Using this substitution method, the study found that prescription drug payments in California would decrease 29 percent with the Texas formulary and 70 percent using the Washington formulary. Likewise, the number of drug prescriptions would drop 17 percent with the Texas formulary and 39 percent using the Washington formulary.

Similarly, brand-name drugs are often a cause for high costs, and much like the substitution method, the use of generic drugs over brand-name drugs can result in cost savings. The CWCI study found that the Texas formulary would eliminate 42 percent of payments for brand-name prescriptions, and the Washington formulary would eliminate 95 percent.

In dollar terms, the study projected cost savings based on three levels of substitution matching. Using a lower range of substitute options the Texas system would save $225 million, and the Washington system would save $503 million. A median range, using middle cost substitutes and options, would produce an estimated cost savings of $182 million with the Texas system and $459 million with the Washington system. At an upper level, in which drugs would be matched to as close a substitute as possible, cost savings are estimated at $102 million and $364 million respectively. All states are not created equal, and what works for one may not work for another. Regardless, the CWCI has presented a statistical projection of the cost savings California could expect using the formularies currently in use in Texas and Washington.

Like with sports teams though, some adjustment would be required as the component parts in the California workers’ compensation system differ from those in Texas and Washington.

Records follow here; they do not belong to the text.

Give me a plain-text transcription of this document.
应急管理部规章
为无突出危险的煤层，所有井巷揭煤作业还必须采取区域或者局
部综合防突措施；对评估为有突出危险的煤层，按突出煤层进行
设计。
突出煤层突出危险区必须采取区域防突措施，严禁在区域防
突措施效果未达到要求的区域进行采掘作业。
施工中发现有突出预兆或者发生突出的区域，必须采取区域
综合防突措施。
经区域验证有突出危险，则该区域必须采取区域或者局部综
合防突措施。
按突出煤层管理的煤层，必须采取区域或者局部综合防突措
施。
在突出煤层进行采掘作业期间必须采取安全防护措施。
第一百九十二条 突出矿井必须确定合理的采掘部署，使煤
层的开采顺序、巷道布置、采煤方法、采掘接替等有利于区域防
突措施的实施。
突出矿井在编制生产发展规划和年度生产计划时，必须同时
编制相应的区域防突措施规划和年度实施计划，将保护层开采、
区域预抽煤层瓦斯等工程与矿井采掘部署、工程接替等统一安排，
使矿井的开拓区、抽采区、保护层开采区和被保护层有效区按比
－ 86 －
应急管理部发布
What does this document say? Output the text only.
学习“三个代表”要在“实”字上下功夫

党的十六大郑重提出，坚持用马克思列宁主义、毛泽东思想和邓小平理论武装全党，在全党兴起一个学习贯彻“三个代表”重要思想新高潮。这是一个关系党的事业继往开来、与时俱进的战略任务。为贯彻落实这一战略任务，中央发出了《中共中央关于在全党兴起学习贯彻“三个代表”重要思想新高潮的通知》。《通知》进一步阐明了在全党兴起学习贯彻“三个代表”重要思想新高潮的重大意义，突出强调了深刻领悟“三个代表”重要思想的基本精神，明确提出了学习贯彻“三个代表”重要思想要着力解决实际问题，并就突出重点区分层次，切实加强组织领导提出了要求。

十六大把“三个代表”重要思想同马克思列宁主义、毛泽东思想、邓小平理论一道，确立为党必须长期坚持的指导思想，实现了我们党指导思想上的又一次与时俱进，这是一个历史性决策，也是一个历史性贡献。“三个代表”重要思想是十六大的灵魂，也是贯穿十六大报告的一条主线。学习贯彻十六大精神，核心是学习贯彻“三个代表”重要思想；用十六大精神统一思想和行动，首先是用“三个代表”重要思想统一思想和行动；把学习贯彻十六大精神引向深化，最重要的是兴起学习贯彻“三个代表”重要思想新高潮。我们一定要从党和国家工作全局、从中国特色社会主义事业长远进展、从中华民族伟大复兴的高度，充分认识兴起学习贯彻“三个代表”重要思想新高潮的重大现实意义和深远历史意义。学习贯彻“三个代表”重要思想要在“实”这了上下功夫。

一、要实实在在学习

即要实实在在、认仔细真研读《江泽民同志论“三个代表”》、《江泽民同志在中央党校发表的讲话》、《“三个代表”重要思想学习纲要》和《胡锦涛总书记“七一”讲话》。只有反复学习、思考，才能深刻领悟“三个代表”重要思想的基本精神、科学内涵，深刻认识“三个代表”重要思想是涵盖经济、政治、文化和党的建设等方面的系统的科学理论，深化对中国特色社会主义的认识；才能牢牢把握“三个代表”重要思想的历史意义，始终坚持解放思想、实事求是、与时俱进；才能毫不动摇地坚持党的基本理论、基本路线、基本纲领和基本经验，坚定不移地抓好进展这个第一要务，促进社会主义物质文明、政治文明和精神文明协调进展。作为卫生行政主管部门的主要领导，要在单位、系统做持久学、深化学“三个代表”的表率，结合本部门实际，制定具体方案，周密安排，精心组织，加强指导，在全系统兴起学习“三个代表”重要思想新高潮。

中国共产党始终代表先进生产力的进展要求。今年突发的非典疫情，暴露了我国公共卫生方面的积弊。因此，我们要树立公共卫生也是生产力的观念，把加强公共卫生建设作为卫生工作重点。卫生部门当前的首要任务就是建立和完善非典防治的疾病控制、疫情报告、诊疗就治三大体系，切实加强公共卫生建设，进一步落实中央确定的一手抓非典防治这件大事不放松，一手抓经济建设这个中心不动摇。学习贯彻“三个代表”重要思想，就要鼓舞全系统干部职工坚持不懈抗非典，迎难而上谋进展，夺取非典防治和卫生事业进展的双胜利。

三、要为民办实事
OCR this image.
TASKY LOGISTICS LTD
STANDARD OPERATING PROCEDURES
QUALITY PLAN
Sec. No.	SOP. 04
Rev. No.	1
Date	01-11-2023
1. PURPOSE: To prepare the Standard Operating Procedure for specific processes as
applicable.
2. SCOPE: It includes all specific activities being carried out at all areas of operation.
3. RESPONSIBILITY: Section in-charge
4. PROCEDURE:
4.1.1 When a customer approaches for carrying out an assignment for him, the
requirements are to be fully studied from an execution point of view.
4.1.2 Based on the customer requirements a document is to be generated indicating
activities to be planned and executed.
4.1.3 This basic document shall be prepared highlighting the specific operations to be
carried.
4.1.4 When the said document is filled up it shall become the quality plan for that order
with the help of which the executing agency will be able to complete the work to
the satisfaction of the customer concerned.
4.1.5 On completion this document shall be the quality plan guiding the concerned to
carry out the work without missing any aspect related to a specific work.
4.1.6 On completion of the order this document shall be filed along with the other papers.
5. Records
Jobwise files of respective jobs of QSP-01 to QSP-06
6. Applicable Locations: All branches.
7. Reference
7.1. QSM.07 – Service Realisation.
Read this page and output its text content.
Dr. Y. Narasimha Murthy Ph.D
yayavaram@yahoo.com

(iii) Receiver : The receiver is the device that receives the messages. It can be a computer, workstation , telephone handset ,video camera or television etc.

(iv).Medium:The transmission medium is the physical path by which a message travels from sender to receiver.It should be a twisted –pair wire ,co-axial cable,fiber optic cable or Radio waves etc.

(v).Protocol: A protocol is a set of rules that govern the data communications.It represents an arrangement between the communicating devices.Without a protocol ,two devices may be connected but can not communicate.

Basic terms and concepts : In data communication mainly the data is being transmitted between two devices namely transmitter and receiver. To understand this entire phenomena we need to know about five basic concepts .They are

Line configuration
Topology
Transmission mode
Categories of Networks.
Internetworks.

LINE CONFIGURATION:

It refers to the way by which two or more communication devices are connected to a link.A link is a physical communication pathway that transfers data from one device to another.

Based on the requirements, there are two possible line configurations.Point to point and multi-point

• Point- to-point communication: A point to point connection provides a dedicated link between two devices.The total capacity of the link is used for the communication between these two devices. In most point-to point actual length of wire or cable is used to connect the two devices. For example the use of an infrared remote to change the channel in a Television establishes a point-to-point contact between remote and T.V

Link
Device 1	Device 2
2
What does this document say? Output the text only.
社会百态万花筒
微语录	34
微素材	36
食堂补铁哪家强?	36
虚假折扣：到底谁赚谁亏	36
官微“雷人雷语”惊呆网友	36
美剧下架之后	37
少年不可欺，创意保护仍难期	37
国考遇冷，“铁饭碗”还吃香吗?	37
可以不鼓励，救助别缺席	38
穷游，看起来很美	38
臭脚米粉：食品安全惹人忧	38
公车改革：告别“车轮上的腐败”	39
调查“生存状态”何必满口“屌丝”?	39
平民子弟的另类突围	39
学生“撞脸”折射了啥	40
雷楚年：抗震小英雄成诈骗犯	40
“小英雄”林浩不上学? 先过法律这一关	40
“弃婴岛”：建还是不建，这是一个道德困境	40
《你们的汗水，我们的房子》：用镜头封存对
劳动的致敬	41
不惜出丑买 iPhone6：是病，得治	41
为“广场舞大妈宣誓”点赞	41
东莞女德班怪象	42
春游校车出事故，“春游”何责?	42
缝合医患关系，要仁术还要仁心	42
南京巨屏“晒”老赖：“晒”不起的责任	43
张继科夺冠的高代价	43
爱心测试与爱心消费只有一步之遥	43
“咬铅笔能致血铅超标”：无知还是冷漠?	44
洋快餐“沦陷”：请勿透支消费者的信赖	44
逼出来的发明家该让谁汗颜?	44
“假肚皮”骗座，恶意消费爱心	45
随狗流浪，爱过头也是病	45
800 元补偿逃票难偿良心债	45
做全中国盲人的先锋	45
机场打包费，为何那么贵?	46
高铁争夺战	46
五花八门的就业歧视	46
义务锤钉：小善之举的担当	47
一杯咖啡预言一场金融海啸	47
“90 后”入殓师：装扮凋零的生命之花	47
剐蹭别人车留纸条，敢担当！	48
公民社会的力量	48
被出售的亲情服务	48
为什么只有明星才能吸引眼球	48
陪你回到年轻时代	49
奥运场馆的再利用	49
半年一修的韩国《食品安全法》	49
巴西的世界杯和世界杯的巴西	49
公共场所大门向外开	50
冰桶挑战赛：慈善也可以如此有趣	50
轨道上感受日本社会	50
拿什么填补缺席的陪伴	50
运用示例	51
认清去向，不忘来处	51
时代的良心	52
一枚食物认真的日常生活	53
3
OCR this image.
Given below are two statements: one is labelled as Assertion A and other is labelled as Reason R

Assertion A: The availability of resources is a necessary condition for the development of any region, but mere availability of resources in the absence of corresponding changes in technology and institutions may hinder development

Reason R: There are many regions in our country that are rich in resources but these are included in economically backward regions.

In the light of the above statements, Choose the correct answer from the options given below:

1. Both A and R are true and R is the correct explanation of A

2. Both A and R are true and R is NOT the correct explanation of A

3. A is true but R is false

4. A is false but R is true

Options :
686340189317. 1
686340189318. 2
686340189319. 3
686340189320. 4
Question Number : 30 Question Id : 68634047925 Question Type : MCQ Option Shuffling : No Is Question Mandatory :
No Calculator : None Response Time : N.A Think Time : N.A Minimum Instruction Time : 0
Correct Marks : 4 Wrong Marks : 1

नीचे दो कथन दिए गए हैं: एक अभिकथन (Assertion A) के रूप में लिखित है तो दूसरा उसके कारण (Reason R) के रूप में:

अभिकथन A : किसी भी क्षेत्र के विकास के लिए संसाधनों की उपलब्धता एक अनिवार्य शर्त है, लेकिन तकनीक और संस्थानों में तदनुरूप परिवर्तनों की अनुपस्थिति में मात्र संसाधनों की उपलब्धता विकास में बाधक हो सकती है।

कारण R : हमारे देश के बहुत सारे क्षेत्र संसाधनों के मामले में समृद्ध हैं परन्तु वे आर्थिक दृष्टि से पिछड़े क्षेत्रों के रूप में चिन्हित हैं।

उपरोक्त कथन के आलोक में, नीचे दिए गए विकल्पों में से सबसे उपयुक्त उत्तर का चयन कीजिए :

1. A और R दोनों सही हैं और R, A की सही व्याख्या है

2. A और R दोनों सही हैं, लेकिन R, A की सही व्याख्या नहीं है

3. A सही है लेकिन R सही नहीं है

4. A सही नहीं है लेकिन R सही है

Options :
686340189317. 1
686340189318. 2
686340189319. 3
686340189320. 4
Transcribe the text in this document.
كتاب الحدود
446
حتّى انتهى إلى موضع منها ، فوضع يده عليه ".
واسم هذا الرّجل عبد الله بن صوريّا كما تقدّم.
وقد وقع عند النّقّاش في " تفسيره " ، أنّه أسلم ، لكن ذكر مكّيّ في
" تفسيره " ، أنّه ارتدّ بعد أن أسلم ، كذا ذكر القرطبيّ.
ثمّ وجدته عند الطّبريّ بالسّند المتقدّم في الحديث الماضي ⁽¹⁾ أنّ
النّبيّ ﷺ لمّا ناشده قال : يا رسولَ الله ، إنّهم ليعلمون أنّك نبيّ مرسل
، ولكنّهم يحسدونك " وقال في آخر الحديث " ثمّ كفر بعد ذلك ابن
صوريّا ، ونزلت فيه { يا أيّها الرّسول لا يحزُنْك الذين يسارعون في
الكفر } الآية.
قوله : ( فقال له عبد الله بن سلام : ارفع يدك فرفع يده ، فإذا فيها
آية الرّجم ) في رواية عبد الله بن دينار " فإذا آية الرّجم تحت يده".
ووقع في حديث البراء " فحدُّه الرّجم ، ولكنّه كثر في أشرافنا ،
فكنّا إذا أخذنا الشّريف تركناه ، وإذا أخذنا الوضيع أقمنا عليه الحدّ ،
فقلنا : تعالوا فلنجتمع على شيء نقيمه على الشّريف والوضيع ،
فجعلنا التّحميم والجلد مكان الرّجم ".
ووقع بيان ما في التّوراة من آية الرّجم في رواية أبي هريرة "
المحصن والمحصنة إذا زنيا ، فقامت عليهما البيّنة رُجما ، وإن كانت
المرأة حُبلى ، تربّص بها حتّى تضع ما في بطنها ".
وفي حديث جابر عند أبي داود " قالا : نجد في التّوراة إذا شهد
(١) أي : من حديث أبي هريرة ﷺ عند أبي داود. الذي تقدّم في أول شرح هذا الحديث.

Ultimately, the question to ask is “What does success mean for the California workers’ compensation system?

If there are cost savings to be had, California should indeed study other states, like Texas and Washington, and implement something similar. Even a modified version of the Texas or Washington drug formulary could yield 10–25 percent savings for California. With comp premiums running $3.48 per $100 of payroll, California should leave no stone unturned in its quest to lower comp costs.